For the love of Spock

2016 célèbre les 50 ans de Star Trek, la série culte. 2016 commémore plus tristement le décès d’une de ses figures les plus emblématiques : Spock/Leonard Nimoy. Pour ce double événement, Netflix propose un documentaire sur l’acteur et son personnage intitulé : For the love of Spock (Pour l’amour de Spock).

 
Il convient de souligner que les reportages ou documentaires consacrés à la franchise Star Trek sont nombreux; paradoxalement, le vulcain et l’acteur ont rarement bénéficié d’un sujet centrés sur l’un ou l’autre. For the love of Spock est donc une occasion parfaite de rectifier cette lacune. Concernant Nimoy, le processus créatif et le vécu de l’acteur/réalisateur sont une attente naturelle, cependant, un éclairage et une analyse pertinente sur le culte dont Spock est l’objet seraient plus que réjouissant.
Le premier élément de réponse sur l’orientation de ce documentaire est exposé rapidement, son fils Adam Nimoy étant aux commandes. Il explique la démarche adoptée et l’existence de ce projet commun père/fils pour les 50 ans de Star Trek. Malheureusement, les événements en ont décidé autrement, même si la participation de l’acteur transpirera dans toute les étapes.  Ainsi, le spectateur entre-t-il rapidement dans l’intimité de la famille, en toute pudeur. 
Cette production est découpée en plusieurs parties chronologiques. Après un bref aperçu de la vie de Leonard Nimoy pré-Star trek, le « duo » retrace ses premiers pas dans le métier, les premières histoires liées à la série et à l’alien au sang vert. Outre, les conditions de travail et de réalisation, ce sont le processus créatif, l’immersion de l’acteur dans son personnage ainsi que l’empiètement du vulcain dans la vie familiale qui sont abordés.  C’est un morceau de choix car Adam distille de nombreuses anecdotes et ses impressions d’alors.
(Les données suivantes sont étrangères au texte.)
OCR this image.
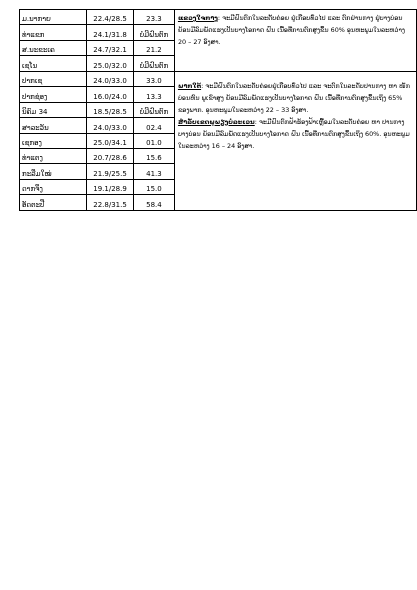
ມ.ນາກາຍ	22.4/28.5	23.3	ແຂວງໃຈກາງ: ຈະມີຝົນຕົກໃນລະດັບຄ່ອຍ ຢູ່ເກືອບທົ່ວໄປ ແລະ ຕົກຢ່ານກາງ ຢູ່ບາງບ່ອນ ຍ້ອນມີລົມພັດແຮງເປັນບາງໂອກາດ ຝົນ ເນື້ອທີ່ການຕົກສູງຂຶ້ນ 60% ອຸນຫະພູມໃນລະຫວ່າງ 20 – 27 ອົງສາ.
ທ່າແຂກ	24.1/31.8	ບໍ່ມີຝົນຕົກ	
ສ.ນະຂະເຄ	24.7/32.1	21.2	
ເຊໂນ	25.0/32.0	ບໍ່ມີຝົນຕົກ	
ປາກເຊ	24.0/33.0	33.0	ພາກໃຕ້: ຈະມີຝົນຕົກໃນລະດັບຄ່ອຍຢູ່ເກືອບທົ່ວໄປ ແລະ ຈະຕົກໃນລະດັບປານກາງ ຫາ ໜັກ ບ່ອນຫົນ ພູເຂົາສູງ ຍ້ອນມີລົມພັດແຮງເປັນບາງໂອກາດ ຝົນ ເນື້ອທີ່ການຕົກສູງຂຶ້ນເຖິງ 65% ຂອງພາກ. ອຸນຫະພູມໃນລະຫວ່າງ 22 – 33 ອົງສາ.
ສຳລັບເຂດພູພຽງບໍລະເວນ: ຈະມີຝົນຕົກຟ້າຮ້ອງຟ້າເຫຼື້ອມໃນລະດັບຄ່ອຍ ຫາ ປານກາງ ບາງບ່ອນ ຍ້ອນມີລົມພັດແຮງເປັນບາງໂອກາດ ຝົນ ເນື້ອທີ່ການຕົກສູງຂຶ້ນເຖິງ 60%. ອຸນຫະພູມໃນລະຫວ່າງ 16 – 24 ອົງສາ.
ປາກຊ່ອງ	16.0/24.0	13.3	
ນິຄົມ 34	18.5/28.5	ບໍ່ມີຝົນຕົກ	
ສາລະວັນ	24.0/33.0	02.4	
ເຊກອງ	25.0/34.1	01.0	
ທ່າແຕງ	20.7/28.6	15.6	
ກະລືມໃໝ່	21.9/25.5	41.3	
ດາກຈຶງ	19.1/28.9	15.0	
ອັດຕະປື	22.8/31.5	58.4	
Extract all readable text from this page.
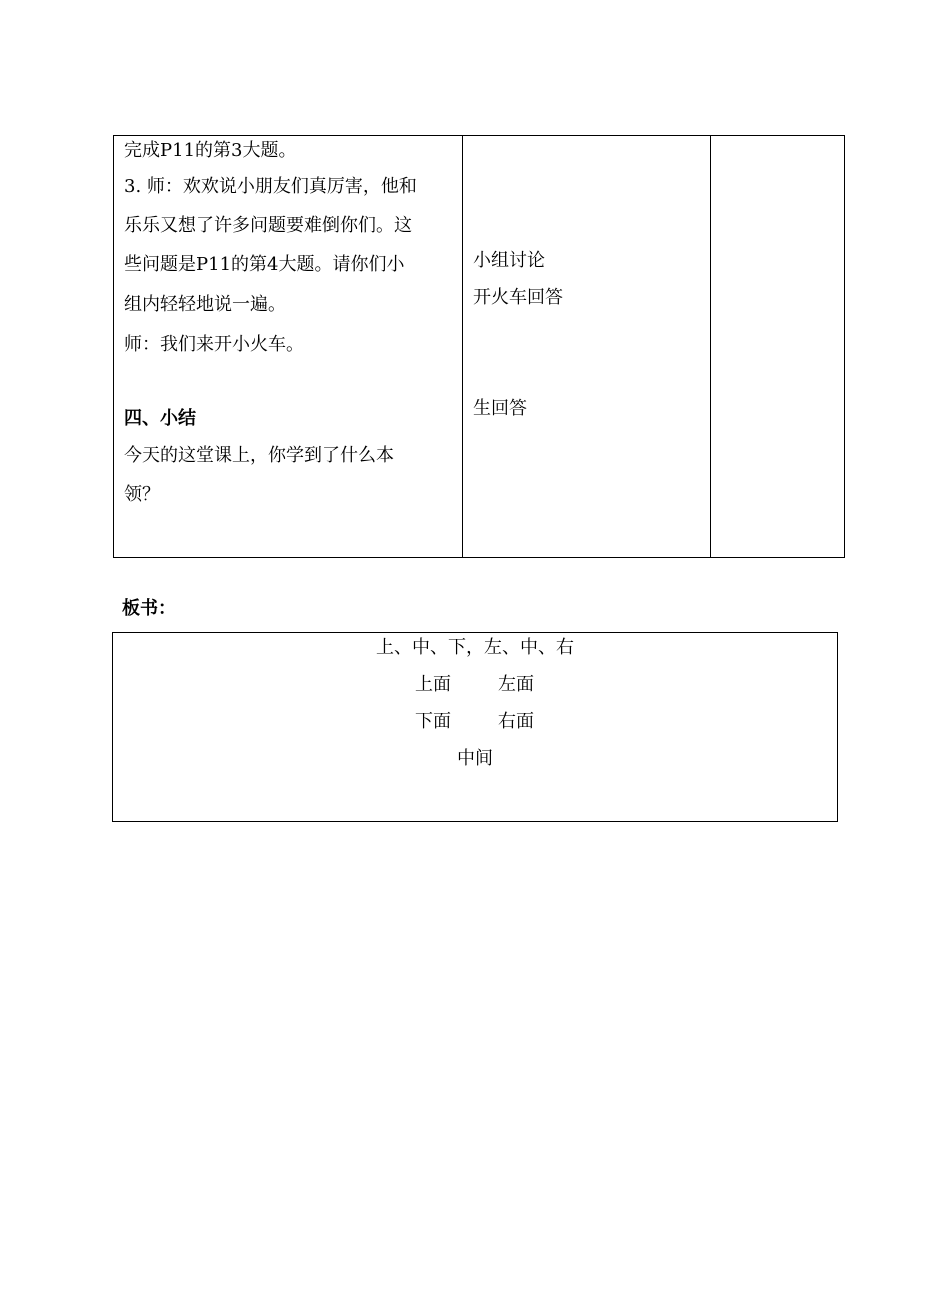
完成P11的第3大题。
3. 师：欢欢说小朋友们真厉害，他和
乐乐又想了许多问题要难倒你们。这
些问题是P11的第4大题。请你们小
组内轻轻地说一遍。
师：我们来开小火车。
四、小结
今天的这堂课上，你学到了什么本
领？
小组讨论
开火车回答
生回答
板书：
上、中、下，左、中、右
上面	左面
下面	右面
中间
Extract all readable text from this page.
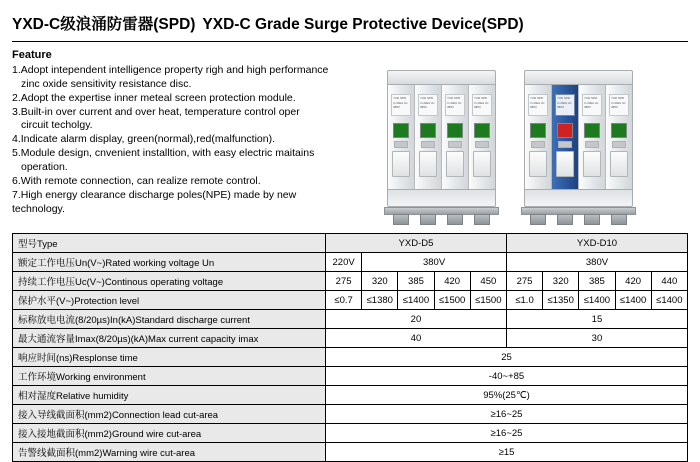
YXD-C级浪涌防雷器(SPD) YXD-C Grade Surge Protective Device(SPD)
Feature
1.Adopt intependent intelligence property righ and high performance
zinc oxide sensitivity resistance disc.
2.Adopt the expertise inner meteal screen protection module.
3.Built-in over current and over heat, temperature control oper
circuit techolgy.
4.Indicate alarm display, green(normal),red(malfunction).
5.Module design, cnvenient installtion, with easy electric maitains
operation.
6.With remote connection, can realize remote control.
7.High energy clearance discharge poles(NPE) made by new
technology.
YXD SPD In 20kA Uc 385V
YXD SPD In 20kA Uc 385V
YXD SPD In 20kA Uc 385V
YXD SPD In 20kA Uc 385V
YXD SPD In 20kA Uc 385V
YXD SPD In 20kA Uc 385V
YXD SPD In 20kA Uc 385V
YXD SPD In 20kA Uc 385V
型号Type	YXD-D5					YXD-D10				
额定工作电压Un(V~)Rated working voltage Un	220V	380V				380V				
持续工作电压Uc(V~)Continous operating voltage	275	320	385	420	450	275	320	385	420	440
保护水平(V~)Protection level	≤0.7	≤1380	≤1400	≤1500	≤1500	≤1.0	≤1350	≤1400	≤1400	≤1400
标称放电电流(8/20µs)In(kA)Standard discharge current	20					15				
最大通流容量Imax(8/20µs)(kA)Max current capacity imax	40					30				
响应时间(ns)Resplonse time	25									
工作环境Working environment	-40~+85									
相对湿度Relative humidity	95%(25℃)									
接入导线截面积(mm2)Connection lead cut-area	≥16~25									
接入接地截面积(mm2)Ground wire cut-area	≥16~25									
告警线截面积(mm2)Warning wire cut-area	≥15									
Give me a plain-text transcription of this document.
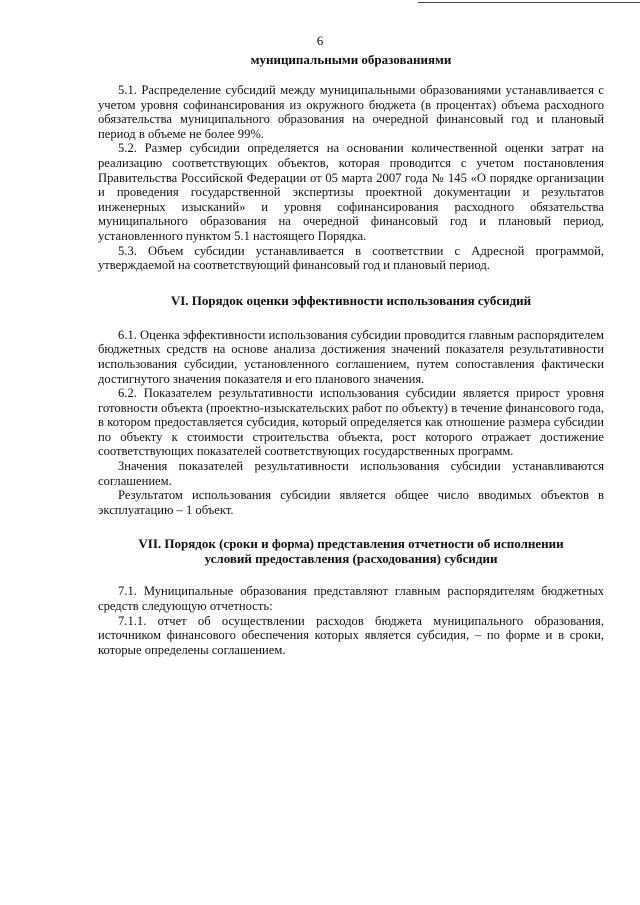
6
муниципальными образованиями

5.1. Распределение субсидий между муниципальными образованиями устанавливается с учетом уровня софинансирования из окружного бюджета (в процентах) объема расходного обязательства муниципального образования на очередной финансовый год и плановый период в объеме не более 99%.

5.2. Размер субсидии определяется на основании количественной оценки затрат на реализацию соответствующих объектов, которая проводится с учетом постановления Правительства Российской Федерации от 05 марта 2007 года № 145 «О порядке организации и проведения государственной экспертизы проектной документации и результатов инженерных изысканий» и уровня софинансирования расходного обязательства муниципального образования на очередной финансовый год и плановый период, установленного пунктом 5.1 настоящего Порядка.

5.3. Объем субсидии устанавливается в соответствии с Адресной программой, утверждаемой на соответствующий финансовый год и плановый период.

VI. Порядок оценки эффективности использования субсидий

6.1. Оценка эффективности использования субсидии проводится главным распорядителем бюджетных средств на основе анализа достижения значений показателя результативности использования субсидии, установленного соглашением, путем сопоставления фактически достигнутого значения показателя и его планового значения.

6.2. Показателем результативности использования субсидии является прирост уровня готовности объекта (проектно-изыскательских работ по объекту) в течение финансового года, в котором предоставляется субсидия, который определяется как отношение размера субсидии по объекту к стоимости строительства объекта, рост которого отражает достижение соответствующих показателей соответствующих государственных программ.

Значения показателей результативности использования субсидии устанавливаются соглашением.

Результатом использования субсидии является общее число вводимых объектов в эксплуатацию – 1 объект.

VII. Порядок (сроки и форма) представления отчетности об исполнении
условий предоставления (расходования) субсидии

7.1. Муниципальные образования представляют главным распорядителям бюджетных средств следующую отчетность:

7.1.1. отчет об осуществлении расходов бюджета муниципального образования, источником финансового обеспечения которых является субсидия, – по форме и в сроки, которые определены соглашением.
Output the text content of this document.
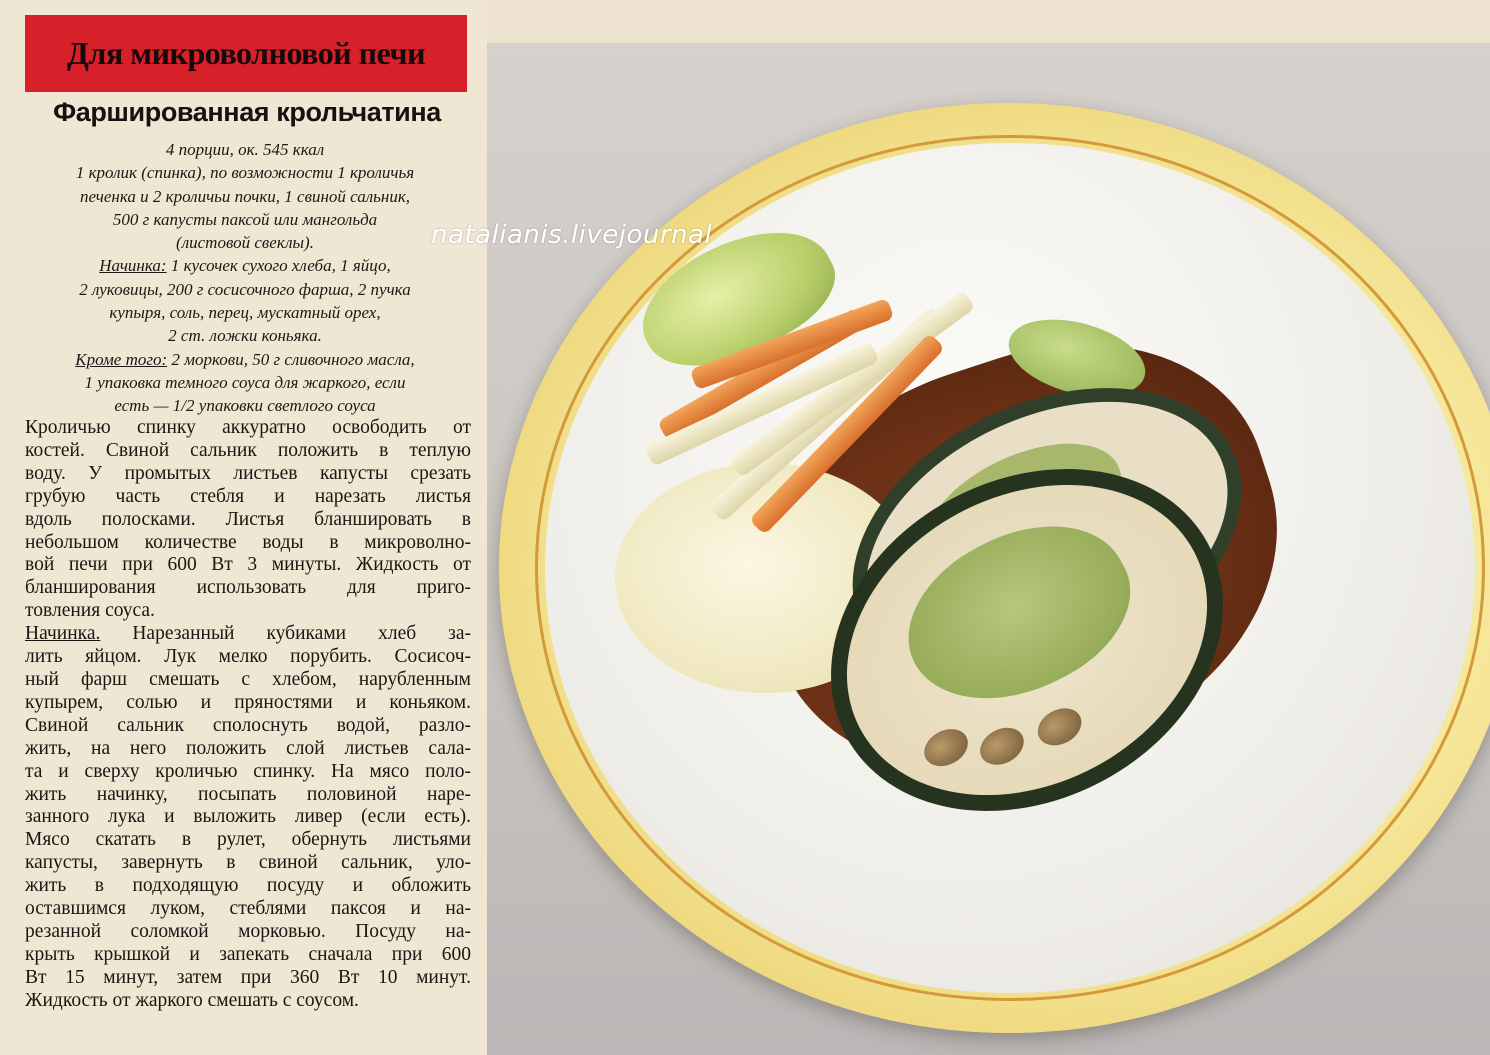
Для микроволновой печи
Фаршированная крольчатина
4 порции, ок. 545 ккал
1 кролик (спинка), по возможности 1 кроличья
печенка и 2 кроличьи почки, 1 свиной сальник,
500 г капусты паксой или мангольда
(листовой свеклы).
Начинка: 1 кусочек сухого хлеба, 1 яйцо,
2 луковицы, 200 г сосисочного фарша, 2 пучка
купыря, соль, перец, мускатный орех,
2 ст. ложки коньяка.
Кроме того: 2 моркови, 50 г сливочного масла,
1 упаковка темного соуса для жаркого, если
есть — 1/2 упаковки светлого соуса
Кроличью спинку аккуратно освободить от
костей. Свиной сальник положить в теплую
воду. У промытых листьев капусты срезать
грубую часть стебля и нарезать листья
вдоль полосками. Листья бланшировать в
небольшом количестве воды в микроволно-
вой печи при 600 Вт 3 минуты. Жидкость от
бланширования использовать для приго-
товления соуса.
Начинка. Нарезанный кубиками хлеб за-
лить яйцом. Лук мелко порубить. Сосисоч-
ный фарш смешать с хлебом, нарубленным
купырем, солью и пряностями и коньяком.
Свиной сальник сполоснуть водой, разло-
жить, на него положить слой листьев сала-
та и сверху кроличью спинку. На мясо поло-
жить начинку, посыпать половиной наре-
занного лука и выложить ливер (если есть).
Мясо скатать в рулет, обернуть листьями
капусты, завернуть в свиной сальник, уло-
жить в подходящую посуду и обложить
оставшимся луком, стеблями паксоя и на-
резанной соломкой морковью. Посуду на-
крыть крышкой и запекать сначала при 600
Вт 15 минут, затем при 360 Вт 10 минут.
Жидкость от жаркого смешать с соусом.
natalianis.livejournal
leonard et adam nimoy spock

L’annulation de la série est évoquée, mais l’impact demeure pour la famille et pour l’acteur. S’ensuivent les années Mission Impossible et le creux des années 70, poursuivi par Spock et la Paramount.

Puis, le documentaire s’articule autour des premiers films et des premières réalisations, ainsi qu’autour  des relations difficiles père/fils et acteur/personnage. Cette partie intimiste dévoile la personnalité de l’acteur sans doute davantage que dans le reste du reportage. C’est émouvant et pudique en même temps, et cette absence de voyeurisme ou d’étalage est agréable.
Le reboot opéré par J.J. Abrams offre également l’opportunité de voir que Nimoy est parvenu à trouver une harmonie avec son personnage si exigeant et une vie apaisée en famille.
L’ambiguïté du titre entre le vulcain et l’acteur est savamment entretenue sans qu’il soit nécessaire de s’en émouvoir. Car si Nimoy a créé Spock, l’alien, lui, a donné naissance à l’acteur. Cette relation équivoque a pesé sur l’américain natif de Boston, au point d’écrire un livre dont le titre Je ne suis pas Spock fut un cri du cœur.  Plus tard, Leonard embrassa totalement sa créature et accepta cette relation symbiotique.

For the Love of Spock ne répond pas totalement aux attentes que le spectateur pourrait avoir, notamment celles concernant la réception de Spock avec une analyse de cette figure culte. Ce bémol est compensé par le ton intime, l’aperçu de la vie et de la personnalité de l’acteur ainsi que les nombreux témoignages de ce qu’il représente en tant que l’un ou l’autre.
L’ensemble est accompagné de nombreux extraits, films ou images d’archives dont une quantité appréciable inédite provenant de la famille. Différents acteurs, amis ou réalisateurs participent aux interview et nous offre un film rythmé, agréable et émouvant.
Un conseil : dégustez-le entre trekkies, entre amis ou en famille.